Work Culture
Mark Fields’ famous quote, “Culture eats strategy for breakfast,” is spot on in innovation too. What shapes a culture that fuels innovation work? This article digs into that question and gives you a first look.
Bernhard Doll
Business Design Maverick
“Culture” has many definitions, and people understand it in very different ways. In Business Design, we keep it simple: culture is expected behavior. It’s rarely written down, but every employee feels it — directly and indirectly — in what gets rewarded and what gets punished. Most employees adjust their behavior accordingly. Leaders shape culture first. But every employee shapes it too, through their own behavior.
That’s why a company’s culture is so strongly shaped by its leaders and their leadership style. Many leaders don’t even realize how much their behavior influences everyone else’s. If the boss shows up to meetings unprepared, some employees will follow suit. If a manager decides quickly and boldly, employees may do the same. So which cultural traits actually help innovation work?
Our guiding principles for Business Design already point to some pillars of a strong innovation culture.
Dream Big, Act Small: We build innovation today by defining a big vision for tomorrow, then reverse-engineering it into digestible pieces. We call the path to the vision “strategy.”
Customers First: We build innovation for customers, so we bring them into our work at the right moments, using the right methods. Not too early, not too late.
Think Business, Not Product: The keyword here is holistic thinking. We consider every element that affects an innovation’s success.
Demo or Die: It’s easier to talk about something new once you’ve turned the idea into a prototype, a model, or a demo.
Facts Over Opinions: We decide how to shape innovation mostly on facts — not gut feel.
In addition, we also value these traits in an innovation culture:
The drive to excite others with results: Business Design needs leaders and employees who approach their work wanting to excite customers, colleagues, and partners with what they deliver. Just completing tasks without drawing negative attention might be a fine survival strategy in many companies. Business Design needs more. But watch out: wanting to excite people is not the same as perfectionism.

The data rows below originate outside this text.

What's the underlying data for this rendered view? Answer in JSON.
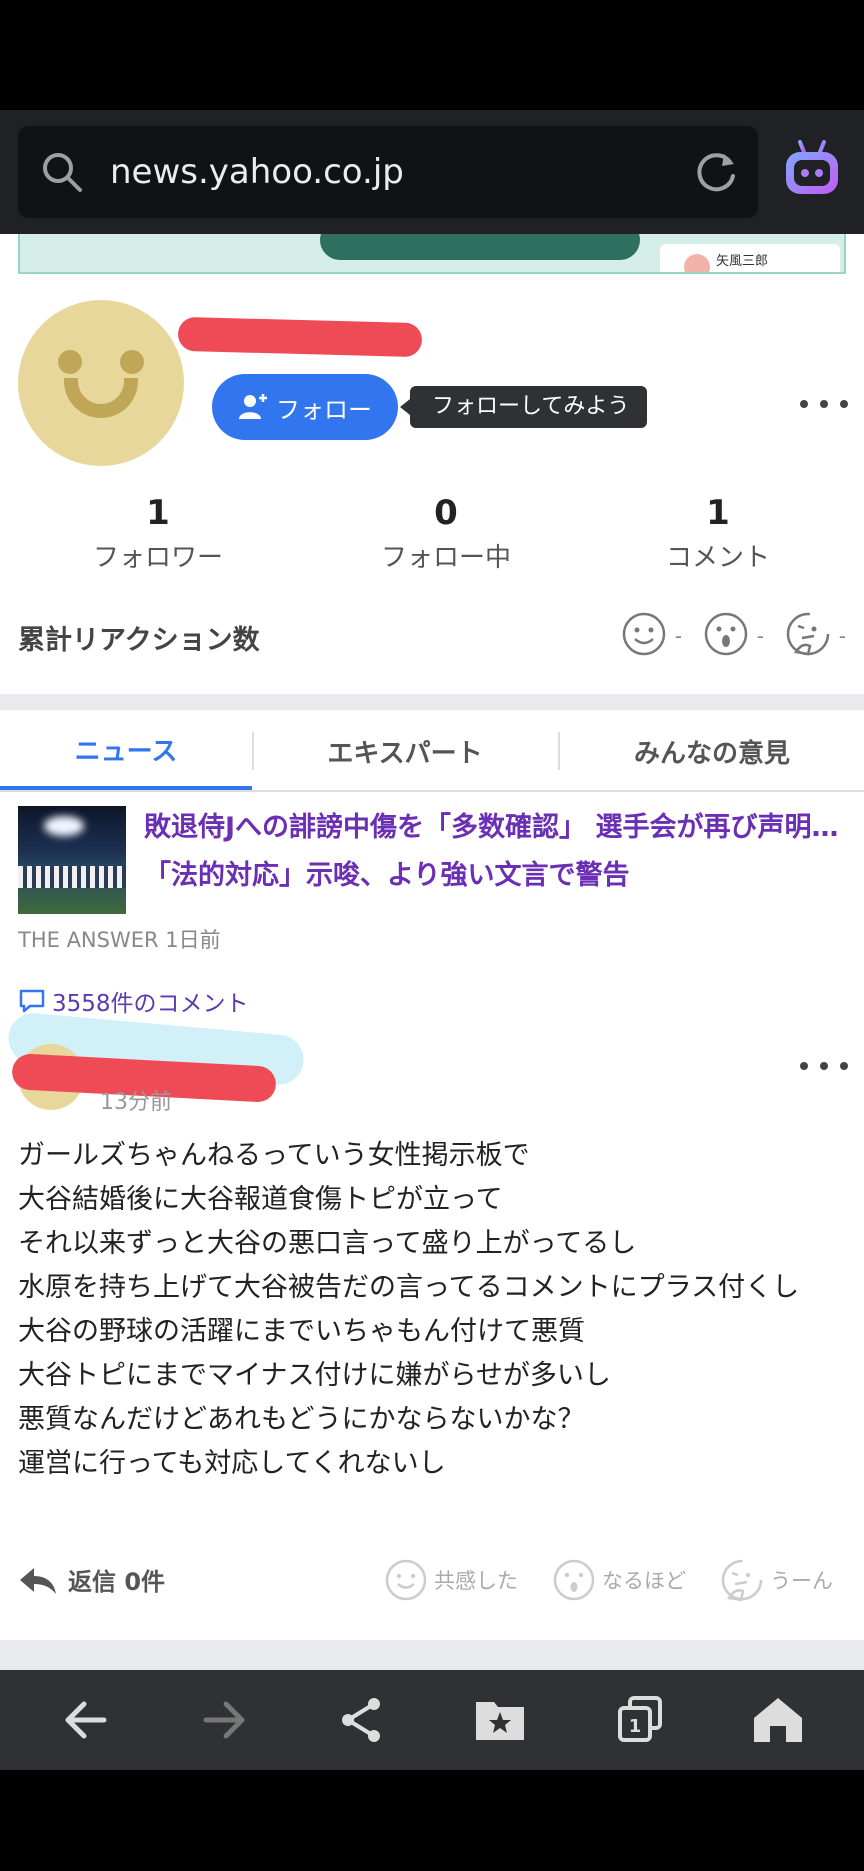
{
  "browser": {
    "url": "news.yahoo.co.jp"
  },
  "ad": {
    "name": "矢風三郎"
  },
  "profile": {
    "follow_label": "フォロー",
    "follow_tooltip": "フォローしてみよう",
    "stats": [
      {
        "value": "1",
        "label": "フォロワー"
      },
      {
        "value": "0",
        "label": "フォロー中"
      },
      {
        "value": "1",
        "label": "コメント"
      }
    ],
    "reaction_title": "累計リアクション数",
    "reaction_values": [
      "-",
      "-",
      "-"
    ]
  },
  "tabs": [
    {
      "label": "ニュース",
      "active": true
    },
    {
      "label": "エキスパート",
      "active": false
    },
    {
      "label": "みんなの意見",
      "active": false
    }
  ],
  "article": {
    "title": "敗退侍Jへの誹謗中傷を「多数確認」 選手会が再び声明…「法的対応」示唆、より強い文言で警告",
    "source": "THE ANSWER",
    "time": "1日前",
    "comment_count": "3558件のコメント"
  },
  "comment": {
    "time": "13分前",
    "lines": [
      "ガールズちゃんねるっていう女性掲示板で",
      "大谷結婚後に大谷報道食傷トピが立って",
      "それ以来ずっと大谷の悪口言って盛り上がってるし",
      "水原を持ち上げて大谷被告だの言ってるコメントにプラス付くし",
      "大谷の野球の活躍にまでいちゃもん付けて悪質",
      "大谷トピにまでマイナス付けに嫌がらせが多いし",
      "悪質なんだけどあれもどうにかならないかな？",
      "運営に行っても対応してくれないし"
    ],
    "reply_label": "返信 0件",
    "reactions": [
      "共感した",
      "なるほど",
      "うーん"
    ]
  },
  "colors": {
    "accent": "#3276ef",
    "article_title": "#6a2fb5",
    "redaction": "#ef4b57"
  }
}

Momentum over perfectionism: Some companies chase perfection. They search for the perfect solution, the perfect strategy, the perfect product — and keep working in secret until they feel they’ve arrived. Business Design replaces “perfect” with “as good as possible” and tests ideas early, under real conditions. Business Design needs movement and a felt sense of progress. Sometimes in big steps, sometimes in small ones. Every day.
Decide! When a project sponsor doesn’t quickly decide what happens next after an innovation project, it wastes money, time, and the motivation of the best people. Sure, some decisions are hard to make and take courage. But it’s rare that a decision can’t be refined — or even corrected — later.
Mistakes are bad. Making no mistakes is worse. The famous “failure culture” comes up often in companies. At one extreme, people demonize mistakes. At the other, they celebrate them (do you know “fuck-up nights”?) or bring up their failure culture in every meeting. Both extremes miss the point. Mistakes are mistakes, and they’re bad at first — negative emotions about them are natural, sometimes even healthy. However, making no mistakes at all would be worse. We need a culture that balances the two extremes.
One more thing: these cultural traits matter most for people doing innovation work. Other parts of a company may need different traits. Bookkeeping, for instance, likely requires a very different culture and different employee behaviour.